|Sifto Salt Mine, Goderich Harbour, Goderich, Ontario, July 2014|
It was a major blow. For the town. For tourism which the town thrives on. For the people whose homes were blown away and apart. Especially for the family whose loved one died that day. All he was doing was working at the mine. Unfortunately, he was working above ground, not in the mine itself safely hidden under the lake.
Major rebuilding had to occur. Along with major healing.
For a better look at the Goderich tornado damage in the immediate aftermath, please check out the link provided. The pictures are heartbreaking in their intensity, in their devastation.
Take a look at the pictures below which were taken in May, 2012 approximately 9 months after the tornado.
|A main street in Goderich leading down to the beach and harbour areas.|
|The courthouse where a farmer's market was taking place.|
|Damage still evident on the main traffic circle in town|
|Down at the harbour, Sifto Salt is still repairing the damage|
Nine months later, repair and restoration were still happening. Work in progress was still visible.

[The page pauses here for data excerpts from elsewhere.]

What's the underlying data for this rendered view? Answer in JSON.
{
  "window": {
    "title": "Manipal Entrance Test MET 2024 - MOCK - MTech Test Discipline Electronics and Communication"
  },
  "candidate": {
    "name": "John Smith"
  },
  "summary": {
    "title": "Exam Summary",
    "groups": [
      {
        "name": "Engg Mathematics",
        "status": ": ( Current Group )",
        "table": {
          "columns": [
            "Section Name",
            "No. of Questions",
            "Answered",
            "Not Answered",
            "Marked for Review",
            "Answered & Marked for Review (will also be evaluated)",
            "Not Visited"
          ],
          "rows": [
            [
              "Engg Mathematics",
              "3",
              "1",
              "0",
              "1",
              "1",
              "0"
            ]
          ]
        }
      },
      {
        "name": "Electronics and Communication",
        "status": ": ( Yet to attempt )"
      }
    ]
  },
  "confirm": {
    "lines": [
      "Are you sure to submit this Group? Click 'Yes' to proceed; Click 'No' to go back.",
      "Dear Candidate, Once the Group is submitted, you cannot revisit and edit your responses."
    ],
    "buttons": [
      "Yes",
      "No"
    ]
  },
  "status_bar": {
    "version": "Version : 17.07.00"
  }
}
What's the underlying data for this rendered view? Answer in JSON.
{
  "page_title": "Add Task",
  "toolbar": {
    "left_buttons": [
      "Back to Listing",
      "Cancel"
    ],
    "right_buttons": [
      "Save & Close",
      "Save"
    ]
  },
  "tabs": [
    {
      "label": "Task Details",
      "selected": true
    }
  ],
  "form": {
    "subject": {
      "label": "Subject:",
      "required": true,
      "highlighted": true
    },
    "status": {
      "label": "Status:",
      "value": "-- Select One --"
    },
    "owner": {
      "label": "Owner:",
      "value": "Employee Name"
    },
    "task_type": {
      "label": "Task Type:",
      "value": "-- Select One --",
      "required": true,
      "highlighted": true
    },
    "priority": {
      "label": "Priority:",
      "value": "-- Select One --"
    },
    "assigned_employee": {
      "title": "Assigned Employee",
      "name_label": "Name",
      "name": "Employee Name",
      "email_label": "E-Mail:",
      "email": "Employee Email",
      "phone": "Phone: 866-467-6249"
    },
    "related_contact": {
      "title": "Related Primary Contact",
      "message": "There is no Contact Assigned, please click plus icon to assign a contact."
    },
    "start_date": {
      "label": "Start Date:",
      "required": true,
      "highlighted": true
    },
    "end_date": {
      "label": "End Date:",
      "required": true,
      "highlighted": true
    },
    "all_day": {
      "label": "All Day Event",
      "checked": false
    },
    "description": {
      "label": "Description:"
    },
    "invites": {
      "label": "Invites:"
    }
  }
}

Nine months later, life was not back to normal. Getting close, but not there yet. I was told about one family who had lost their home in the tornado. It had just been rebuilt and they were finally back in their own home. Nine months later.
The aftermath of tornadoes and trauma just doesn't magically disappear after a short period of time. It takes work - and courage - to repair and rebuild.

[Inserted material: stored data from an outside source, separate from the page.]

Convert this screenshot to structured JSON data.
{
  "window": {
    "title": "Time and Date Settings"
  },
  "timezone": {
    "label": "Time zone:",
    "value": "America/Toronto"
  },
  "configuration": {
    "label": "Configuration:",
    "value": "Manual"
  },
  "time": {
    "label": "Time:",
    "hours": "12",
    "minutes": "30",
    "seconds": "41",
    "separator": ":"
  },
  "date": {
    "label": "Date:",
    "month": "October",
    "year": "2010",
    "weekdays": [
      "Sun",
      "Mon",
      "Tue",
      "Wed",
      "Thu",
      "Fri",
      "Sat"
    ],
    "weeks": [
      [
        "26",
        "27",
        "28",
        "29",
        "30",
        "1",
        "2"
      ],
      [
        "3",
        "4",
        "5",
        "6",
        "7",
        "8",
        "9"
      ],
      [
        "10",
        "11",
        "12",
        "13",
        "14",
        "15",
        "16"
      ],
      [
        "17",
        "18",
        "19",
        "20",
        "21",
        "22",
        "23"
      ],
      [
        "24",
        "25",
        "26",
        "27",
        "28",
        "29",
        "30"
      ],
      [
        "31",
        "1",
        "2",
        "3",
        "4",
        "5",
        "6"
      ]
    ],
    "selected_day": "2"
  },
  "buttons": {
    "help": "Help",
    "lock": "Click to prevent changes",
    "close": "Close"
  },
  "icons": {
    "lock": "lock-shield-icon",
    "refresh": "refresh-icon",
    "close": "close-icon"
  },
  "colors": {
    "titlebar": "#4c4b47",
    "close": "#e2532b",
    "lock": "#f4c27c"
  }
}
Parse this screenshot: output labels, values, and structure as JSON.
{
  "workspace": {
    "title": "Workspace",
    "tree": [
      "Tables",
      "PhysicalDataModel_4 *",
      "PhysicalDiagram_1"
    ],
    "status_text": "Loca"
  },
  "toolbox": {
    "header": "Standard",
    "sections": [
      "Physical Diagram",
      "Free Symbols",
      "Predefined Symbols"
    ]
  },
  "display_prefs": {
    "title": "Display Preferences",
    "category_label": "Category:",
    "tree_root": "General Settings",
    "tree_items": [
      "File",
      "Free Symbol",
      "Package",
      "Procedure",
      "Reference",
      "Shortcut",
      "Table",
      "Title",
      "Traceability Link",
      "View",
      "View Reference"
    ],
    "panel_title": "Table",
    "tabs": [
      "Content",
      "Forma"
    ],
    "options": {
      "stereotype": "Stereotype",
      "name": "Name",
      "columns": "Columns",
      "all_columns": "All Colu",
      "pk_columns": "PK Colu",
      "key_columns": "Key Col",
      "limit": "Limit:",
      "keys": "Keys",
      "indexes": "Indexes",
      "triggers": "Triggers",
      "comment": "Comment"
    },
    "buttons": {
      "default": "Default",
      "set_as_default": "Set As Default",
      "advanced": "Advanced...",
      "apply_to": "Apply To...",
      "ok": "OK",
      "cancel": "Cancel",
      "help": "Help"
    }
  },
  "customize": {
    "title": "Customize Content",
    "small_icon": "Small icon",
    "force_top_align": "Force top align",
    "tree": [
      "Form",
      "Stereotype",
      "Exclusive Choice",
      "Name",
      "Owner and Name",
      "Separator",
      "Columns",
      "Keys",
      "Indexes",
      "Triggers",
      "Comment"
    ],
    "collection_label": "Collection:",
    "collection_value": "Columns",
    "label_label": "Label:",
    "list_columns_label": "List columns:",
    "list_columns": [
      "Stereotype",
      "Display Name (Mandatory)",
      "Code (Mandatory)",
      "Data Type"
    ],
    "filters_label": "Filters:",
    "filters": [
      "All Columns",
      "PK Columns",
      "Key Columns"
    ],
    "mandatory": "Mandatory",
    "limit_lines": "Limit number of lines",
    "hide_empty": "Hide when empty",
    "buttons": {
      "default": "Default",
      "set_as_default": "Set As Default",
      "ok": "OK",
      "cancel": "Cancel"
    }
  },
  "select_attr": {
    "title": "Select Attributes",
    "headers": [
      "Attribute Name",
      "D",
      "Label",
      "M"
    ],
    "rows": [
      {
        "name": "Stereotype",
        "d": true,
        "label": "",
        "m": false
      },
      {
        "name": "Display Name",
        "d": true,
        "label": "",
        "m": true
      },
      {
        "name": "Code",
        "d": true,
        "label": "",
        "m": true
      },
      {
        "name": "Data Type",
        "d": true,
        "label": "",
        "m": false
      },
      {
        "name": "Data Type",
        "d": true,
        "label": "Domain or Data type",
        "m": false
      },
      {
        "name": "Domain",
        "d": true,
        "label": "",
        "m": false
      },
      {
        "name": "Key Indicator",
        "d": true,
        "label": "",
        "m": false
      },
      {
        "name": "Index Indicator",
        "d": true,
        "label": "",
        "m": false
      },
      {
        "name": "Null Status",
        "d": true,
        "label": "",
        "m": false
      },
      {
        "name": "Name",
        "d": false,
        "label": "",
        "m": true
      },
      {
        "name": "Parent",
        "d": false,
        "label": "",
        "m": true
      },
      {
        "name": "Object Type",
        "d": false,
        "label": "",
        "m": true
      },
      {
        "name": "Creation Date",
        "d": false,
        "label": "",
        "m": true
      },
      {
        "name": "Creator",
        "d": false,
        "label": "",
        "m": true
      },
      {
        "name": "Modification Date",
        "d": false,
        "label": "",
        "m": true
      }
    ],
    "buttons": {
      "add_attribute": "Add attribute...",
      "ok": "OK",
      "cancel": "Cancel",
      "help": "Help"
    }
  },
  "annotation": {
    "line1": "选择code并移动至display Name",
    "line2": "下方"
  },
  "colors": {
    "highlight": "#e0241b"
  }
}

If physical damage takes so long to restore and repair, what about people like me? And you? What about our damage? Damage that no picture can capture? Damage that is internal? Damage that is emotional?

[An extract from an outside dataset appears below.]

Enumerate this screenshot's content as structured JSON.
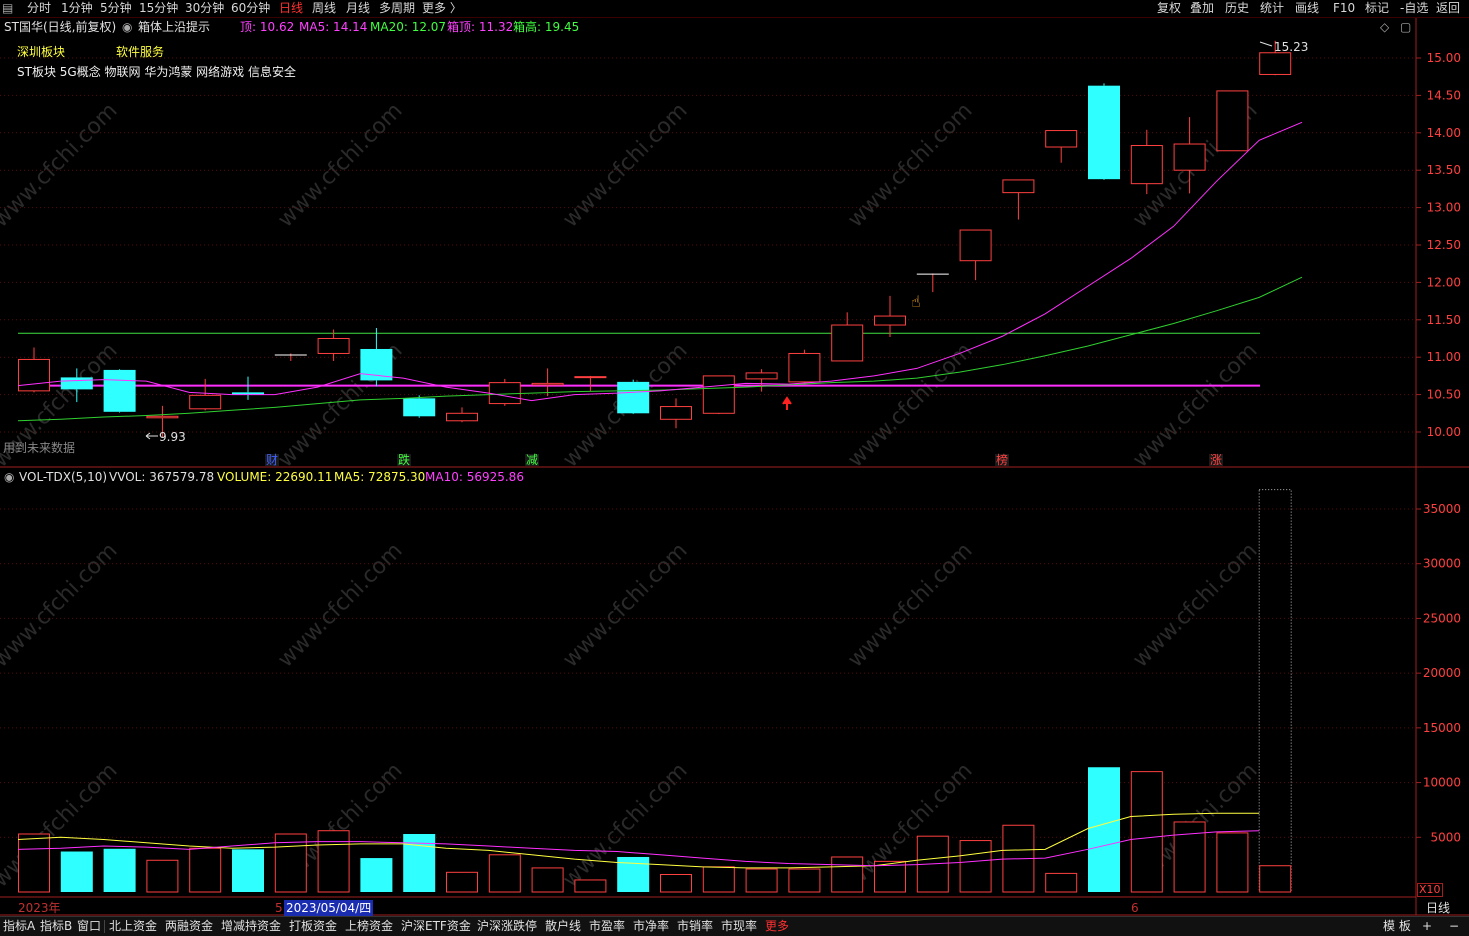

What about the emotional "tornados" that trounce through our lives, leaving no markers in their wake? No physical debris littering the scene. No sirens of emergency personnel or vehicles.
Just quiet. Unless you can hear the tears. The screams that reverberate in the victim's soul but don't penetrate through their mouths.
But what would you think, what would you perceive and assume, if you could hear them? If I did wail heartbrokenly in my misery and devastation? What you understand? Or at least try to understand? What would sit with me and embrace me in your love? Or would you be a Job's comforter and give me useless words of advice and "wisdom"? Words that sound good to you, but leave me feeling cold and more alone than ever? Would you tell me to move on while my mind is still processing and assessing the damage?
This is another place where perceptions and assumptions occur on the part of others. They assume that because there is no physical wreckage, nothing visible to the naked eye, there has not been any substantial damage. That healing should occur immediately.
Those around us cannot see the damage; therefore, they don't perceive its reality in our lives. Thus, they have no patience when it takes us days, weeks, months and even years to find our way out of the mess, to repair, to rebuild. We're not rebuilding a building here; we're totally reinventing our lives. We're becoming totally new from the inside out. Nothing a coat of paint can do.
They feel that we should get over it quickly.
Looking at the trauma still visible in Goderich nine months after the tornado, still being repaired, how much deeper and long lasting is internal damage caused by trauma? How much longer does it take to repair?
This is not the blog posting I had planned for today. It sort of came through my fingers and mind of its own volition. I intended to lay more foundation from H. Norman Wright's book, my "bible" in the journey of recovery, about emotional trauma.
However, today I think was a necessary step in realizing that if physical trauma from a naturally occurring random event like a tornado takes so long to recover from, how much more so should we allow for the victim of emotional trauma?
Until tomorrow ... when hopefully my fingers and mind decide to follow my planned path on the road to recovery.